Good autocomplete isn’t random, it’s showing you the most likely helpful suggestions based on several data sources.

First, it looks at your product catalog. If you type “blue”, it checks what products actually contain “blue” in their titles or descriptions. This ensures suggestions lead to actual results.

Second, it considers what other customers search for. If hundreds of people search for “winter coats” but only a few search for “winter jackets”, “winter coats” appears higher in the suggestions. Popular searches get priority because they’re more likely to be what you want too.

Third, sophisticated autocomplete learns from success. If many customers search for “waterproof jacket”, click on a specific product, and buy it, that query gets boosted. The system learns that “waterproof jacket” is a valuable search that leads to purchases.

Fourth, it can personalize. If you’ve previously searched for men’s clothing, suggestions might prioritize men’s products when you type something ambiguous like “shoes”.

All of this happens in milliseconds, creating suggestions that feel eerily accurate and helpful.

The mobile keyboard problem

Autocomplete becomes even more valuable on mobile devices. Here’s why:

Mobile keyboards are small and awkward. Typing “comfortable running shoes for beginners” on a phone keyboard is tedious and error-prone. But typing just “comf…” and seeing “comfortable running shoes” as a suggestion? Much easier. One tap and you’re done.

Mobile shoppers are often multitasking, browsing while commuting, watching TV, or doing other things. Quick, efficient search matters. Autocomplete turns a potentially frustrating 30-second typing session into a 3-second tap.

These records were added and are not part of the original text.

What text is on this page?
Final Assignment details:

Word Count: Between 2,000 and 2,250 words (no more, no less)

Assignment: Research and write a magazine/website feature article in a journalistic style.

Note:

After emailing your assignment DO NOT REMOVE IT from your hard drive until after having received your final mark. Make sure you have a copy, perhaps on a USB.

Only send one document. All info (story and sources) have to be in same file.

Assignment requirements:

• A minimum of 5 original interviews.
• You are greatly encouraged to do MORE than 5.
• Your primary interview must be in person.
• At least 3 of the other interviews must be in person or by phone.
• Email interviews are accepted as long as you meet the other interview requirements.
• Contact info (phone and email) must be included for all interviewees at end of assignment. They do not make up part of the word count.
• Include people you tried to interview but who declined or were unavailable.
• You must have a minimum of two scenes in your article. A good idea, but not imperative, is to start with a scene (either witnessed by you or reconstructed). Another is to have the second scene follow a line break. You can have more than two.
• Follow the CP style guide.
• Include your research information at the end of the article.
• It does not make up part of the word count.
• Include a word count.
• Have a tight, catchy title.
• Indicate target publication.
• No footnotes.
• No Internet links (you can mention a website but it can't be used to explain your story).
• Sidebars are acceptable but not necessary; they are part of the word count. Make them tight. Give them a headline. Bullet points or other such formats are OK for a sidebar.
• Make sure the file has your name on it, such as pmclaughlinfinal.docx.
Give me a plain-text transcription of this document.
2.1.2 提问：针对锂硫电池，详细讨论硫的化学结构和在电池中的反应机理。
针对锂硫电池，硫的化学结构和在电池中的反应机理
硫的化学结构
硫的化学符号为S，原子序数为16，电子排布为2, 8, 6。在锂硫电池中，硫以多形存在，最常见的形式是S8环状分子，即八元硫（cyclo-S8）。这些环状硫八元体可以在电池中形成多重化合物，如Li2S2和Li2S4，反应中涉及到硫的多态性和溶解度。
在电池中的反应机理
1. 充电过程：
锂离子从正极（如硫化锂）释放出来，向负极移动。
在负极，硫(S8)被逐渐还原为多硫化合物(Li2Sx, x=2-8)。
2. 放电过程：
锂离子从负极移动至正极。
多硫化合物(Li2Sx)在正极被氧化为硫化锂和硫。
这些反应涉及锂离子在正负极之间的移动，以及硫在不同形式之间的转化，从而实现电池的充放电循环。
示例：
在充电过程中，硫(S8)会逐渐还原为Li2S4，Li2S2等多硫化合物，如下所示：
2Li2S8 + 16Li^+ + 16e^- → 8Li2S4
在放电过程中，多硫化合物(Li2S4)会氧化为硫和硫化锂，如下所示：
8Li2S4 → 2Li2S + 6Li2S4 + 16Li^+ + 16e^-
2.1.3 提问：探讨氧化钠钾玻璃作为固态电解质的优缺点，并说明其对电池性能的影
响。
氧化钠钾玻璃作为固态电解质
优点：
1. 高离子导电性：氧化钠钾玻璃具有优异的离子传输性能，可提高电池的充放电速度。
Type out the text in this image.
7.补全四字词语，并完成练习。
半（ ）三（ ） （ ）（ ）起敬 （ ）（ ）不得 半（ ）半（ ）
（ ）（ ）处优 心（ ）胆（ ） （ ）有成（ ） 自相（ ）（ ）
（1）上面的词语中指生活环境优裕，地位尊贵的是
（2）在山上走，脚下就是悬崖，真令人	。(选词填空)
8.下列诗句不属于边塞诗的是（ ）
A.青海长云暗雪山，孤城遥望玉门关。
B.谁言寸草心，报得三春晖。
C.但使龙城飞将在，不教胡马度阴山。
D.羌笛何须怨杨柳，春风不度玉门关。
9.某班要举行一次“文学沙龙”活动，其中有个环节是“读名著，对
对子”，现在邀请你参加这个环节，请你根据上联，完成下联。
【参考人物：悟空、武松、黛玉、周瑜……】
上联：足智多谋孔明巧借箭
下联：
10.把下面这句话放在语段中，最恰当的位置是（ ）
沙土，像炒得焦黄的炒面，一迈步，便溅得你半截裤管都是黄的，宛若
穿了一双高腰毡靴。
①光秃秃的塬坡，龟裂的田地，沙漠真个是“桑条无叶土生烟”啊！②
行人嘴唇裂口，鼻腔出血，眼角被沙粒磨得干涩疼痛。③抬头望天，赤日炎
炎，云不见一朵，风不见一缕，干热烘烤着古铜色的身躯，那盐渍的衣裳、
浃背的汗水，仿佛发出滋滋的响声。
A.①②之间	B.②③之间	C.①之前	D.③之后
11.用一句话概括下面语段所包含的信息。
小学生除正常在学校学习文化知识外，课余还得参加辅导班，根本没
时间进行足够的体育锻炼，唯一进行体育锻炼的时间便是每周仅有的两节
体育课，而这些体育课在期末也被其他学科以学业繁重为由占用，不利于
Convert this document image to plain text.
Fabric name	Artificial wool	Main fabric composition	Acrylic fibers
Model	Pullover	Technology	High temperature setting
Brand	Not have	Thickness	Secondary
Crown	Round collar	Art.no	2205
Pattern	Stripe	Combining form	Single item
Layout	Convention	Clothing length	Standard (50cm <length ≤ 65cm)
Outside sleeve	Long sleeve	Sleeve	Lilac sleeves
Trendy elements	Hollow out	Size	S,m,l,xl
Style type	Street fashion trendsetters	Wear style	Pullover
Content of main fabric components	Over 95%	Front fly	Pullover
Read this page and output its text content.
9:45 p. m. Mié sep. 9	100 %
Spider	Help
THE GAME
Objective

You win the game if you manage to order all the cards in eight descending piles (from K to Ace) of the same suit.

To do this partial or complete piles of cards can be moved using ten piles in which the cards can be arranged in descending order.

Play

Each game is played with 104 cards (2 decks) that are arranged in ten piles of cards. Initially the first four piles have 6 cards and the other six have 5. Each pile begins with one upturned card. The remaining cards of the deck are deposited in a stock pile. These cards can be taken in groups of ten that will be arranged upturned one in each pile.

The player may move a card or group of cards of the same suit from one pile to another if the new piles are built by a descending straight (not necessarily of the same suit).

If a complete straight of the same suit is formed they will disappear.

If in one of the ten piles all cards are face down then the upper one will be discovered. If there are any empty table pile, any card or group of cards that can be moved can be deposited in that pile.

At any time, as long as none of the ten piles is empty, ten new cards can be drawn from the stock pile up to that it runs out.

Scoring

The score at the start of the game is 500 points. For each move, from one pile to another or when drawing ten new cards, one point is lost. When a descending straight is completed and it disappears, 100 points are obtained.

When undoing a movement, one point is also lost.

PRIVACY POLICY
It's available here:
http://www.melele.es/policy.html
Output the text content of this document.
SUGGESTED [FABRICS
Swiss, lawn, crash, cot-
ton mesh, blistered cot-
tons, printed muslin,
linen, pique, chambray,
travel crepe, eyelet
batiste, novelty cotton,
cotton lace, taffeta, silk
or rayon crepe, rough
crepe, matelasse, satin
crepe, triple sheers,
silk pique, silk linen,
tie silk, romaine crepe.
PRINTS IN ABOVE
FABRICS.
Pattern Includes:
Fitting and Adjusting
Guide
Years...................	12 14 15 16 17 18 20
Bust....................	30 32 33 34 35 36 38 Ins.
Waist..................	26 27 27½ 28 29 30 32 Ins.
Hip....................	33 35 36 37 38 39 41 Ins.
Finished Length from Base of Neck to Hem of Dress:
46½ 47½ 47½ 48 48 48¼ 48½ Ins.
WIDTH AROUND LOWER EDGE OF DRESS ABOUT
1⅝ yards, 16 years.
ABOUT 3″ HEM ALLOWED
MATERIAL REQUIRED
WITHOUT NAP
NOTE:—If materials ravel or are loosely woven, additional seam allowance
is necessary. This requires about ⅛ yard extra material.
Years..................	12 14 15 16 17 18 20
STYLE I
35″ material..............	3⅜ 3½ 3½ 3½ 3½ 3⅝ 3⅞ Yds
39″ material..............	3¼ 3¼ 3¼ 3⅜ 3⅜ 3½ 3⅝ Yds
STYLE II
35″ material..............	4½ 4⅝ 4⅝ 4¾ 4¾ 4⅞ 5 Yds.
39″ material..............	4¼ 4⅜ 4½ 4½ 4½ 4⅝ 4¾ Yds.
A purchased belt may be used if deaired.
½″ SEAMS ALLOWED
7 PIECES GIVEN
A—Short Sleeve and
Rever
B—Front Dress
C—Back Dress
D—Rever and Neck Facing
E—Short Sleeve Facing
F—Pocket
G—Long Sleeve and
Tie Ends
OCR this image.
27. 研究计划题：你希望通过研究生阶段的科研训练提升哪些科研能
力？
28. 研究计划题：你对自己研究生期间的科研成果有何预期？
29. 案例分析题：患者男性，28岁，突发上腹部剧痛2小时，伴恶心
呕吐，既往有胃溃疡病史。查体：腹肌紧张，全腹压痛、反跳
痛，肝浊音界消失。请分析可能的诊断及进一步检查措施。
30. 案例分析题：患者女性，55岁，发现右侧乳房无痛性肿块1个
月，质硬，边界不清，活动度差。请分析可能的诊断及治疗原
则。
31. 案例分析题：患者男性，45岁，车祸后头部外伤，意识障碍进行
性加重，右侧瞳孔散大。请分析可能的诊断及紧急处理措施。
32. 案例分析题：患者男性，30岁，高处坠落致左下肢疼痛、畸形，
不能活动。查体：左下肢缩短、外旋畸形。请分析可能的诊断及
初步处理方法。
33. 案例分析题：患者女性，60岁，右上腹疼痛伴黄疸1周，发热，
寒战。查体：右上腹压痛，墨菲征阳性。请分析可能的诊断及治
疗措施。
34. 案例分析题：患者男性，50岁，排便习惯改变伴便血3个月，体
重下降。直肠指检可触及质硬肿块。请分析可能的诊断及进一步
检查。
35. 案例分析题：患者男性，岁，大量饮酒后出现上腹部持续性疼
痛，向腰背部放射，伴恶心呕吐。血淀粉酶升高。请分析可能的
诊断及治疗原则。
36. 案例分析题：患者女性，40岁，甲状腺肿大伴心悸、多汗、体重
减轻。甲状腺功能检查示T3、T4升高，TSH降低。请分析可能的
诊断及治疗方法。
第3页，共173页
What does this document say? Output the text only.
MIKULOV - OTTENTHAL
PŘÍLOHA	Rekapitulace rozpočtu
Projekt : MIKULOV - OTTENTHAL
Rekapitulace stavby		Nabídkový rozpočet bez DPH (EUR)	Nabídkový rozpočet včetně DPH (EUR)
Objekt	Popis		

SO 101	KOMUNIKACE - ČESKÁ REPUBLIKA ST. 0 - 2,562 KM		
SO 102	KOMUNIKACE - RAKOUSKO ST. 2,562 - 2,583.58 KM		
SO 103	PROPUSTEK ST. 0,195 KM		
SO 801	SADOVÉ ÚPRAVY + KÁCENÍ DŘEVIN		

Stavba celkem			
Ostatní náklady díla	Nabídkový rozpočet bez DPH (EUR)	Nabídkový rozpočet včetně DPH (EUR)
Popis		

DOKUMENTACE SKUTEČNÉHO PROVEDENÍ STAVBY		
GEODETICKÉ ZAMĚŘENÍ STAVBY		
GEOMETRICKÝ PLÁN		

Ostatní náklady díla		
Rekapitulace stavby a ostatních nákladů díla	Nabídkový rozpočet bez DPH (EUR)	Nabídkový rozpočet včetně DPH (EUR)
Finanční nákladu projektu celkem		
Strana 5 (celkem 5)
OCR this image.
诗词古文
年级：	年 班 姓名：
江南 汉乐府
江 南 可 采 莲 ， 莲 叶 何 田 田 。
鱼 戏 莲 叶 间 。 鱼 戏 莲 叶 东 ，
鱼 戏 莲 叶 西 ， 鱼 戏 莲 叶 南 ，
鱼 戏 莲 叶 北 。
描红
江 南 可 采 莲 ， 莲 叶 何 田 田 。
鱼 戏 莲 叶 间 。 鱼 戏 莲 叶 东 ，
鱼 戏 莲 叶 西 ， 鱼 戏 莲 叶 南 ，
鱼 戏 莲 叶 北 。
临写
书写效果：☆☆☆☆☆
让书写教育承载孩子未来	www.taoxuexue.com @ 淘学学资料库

This is why good mobile autocomplete is essential. It’s not just a nice-to-have feature; it’s the difference between mobile search being usable versus frustrating.

Different types of suggestions

Autocomplete can show different types of suggestions, and the best implementations mix them strategically:

Query completions finish what you’re typing. Type “running” → see “running shoes”, “running watch”, “running shorts”. These help you articulate your search without typing the full query.

Product suggestions show actual products with images. Type “nike” → see specific Nike products with thumbnails. This is powerful because customers can sometimes skip the results page entirely, clicking directly on the perfect product from the dropdown.

Category suggestions guide you to broader sections. Type “men” → see “Men’s Clothing”, “Men’s Shoes”, “Men’s Accessories”. This helps customers who aren’t sure exactly what they want but know the general area.

Popular searches show what other customers commonly look for. This is valuable for discovery, customers might not know certain products exist until they see them suggested.

The best autocomplete mixes these strategically. Maybe show 2-3 query completions at the top, then 3-4 products with images, then 1-2 category links. This gives customers multiple paths to find what they want.

When autocomplete goes wrong

Poor autocomplete is worse than no autocomplete. Let me show you what that looks like:

Slow suggestions that lag behind your typing feel broken and distracting. You type “running shoes” but the dropdown is still showing suggestions for “run”. This disrupts your flow and makes you ignore the feature.

Too many suggestions overwhelm rather than help. Showing 20 options means customers have to read and evaluate too many choices. Keep it to 5-8 suggestions max.

Irrelevant suggestions make the feature useless. If you type “laptop” and see suggestions for completely unrelated products, you learn to ignore autocomplete entirely.

Suggesting out-of-stock products is frustrating. Customers click the suggestion, see the product is unavailable, and feel misled.

Getting autocomplete right means making it fast (under 50 milliseconds), relevant (based on actual data), focused (not too many options), and valuable (leads to results customers want).

Autocomplete as a learning tool

Here’s something interesting: autocomplete doesn’t just help customers search, it teaches them what language works in your store.

A customer might not know you sell “thermal underwear”. They start typing “warm under…” and autocomplete suggests “thermal underwear”. Now they know the right term to use. They’ve learned how to search your catalog more effectively.

This is especially valuable for specialized products with industry-specific terminology. Customers might call something by a colloquial name while your catalog uses technical terms. Autocomplete bridges this gap, showing them the “correct” terminology while still recognizing their natural language.

The analytics goldmine

Autocomplete generates incredibly valuable data. You can see what customers start typing but don’t finish, these abandoned queries suggest confusion or frustration. You can see which suggestions get clicked versus ignored, this shows which products or categories resonate with customers.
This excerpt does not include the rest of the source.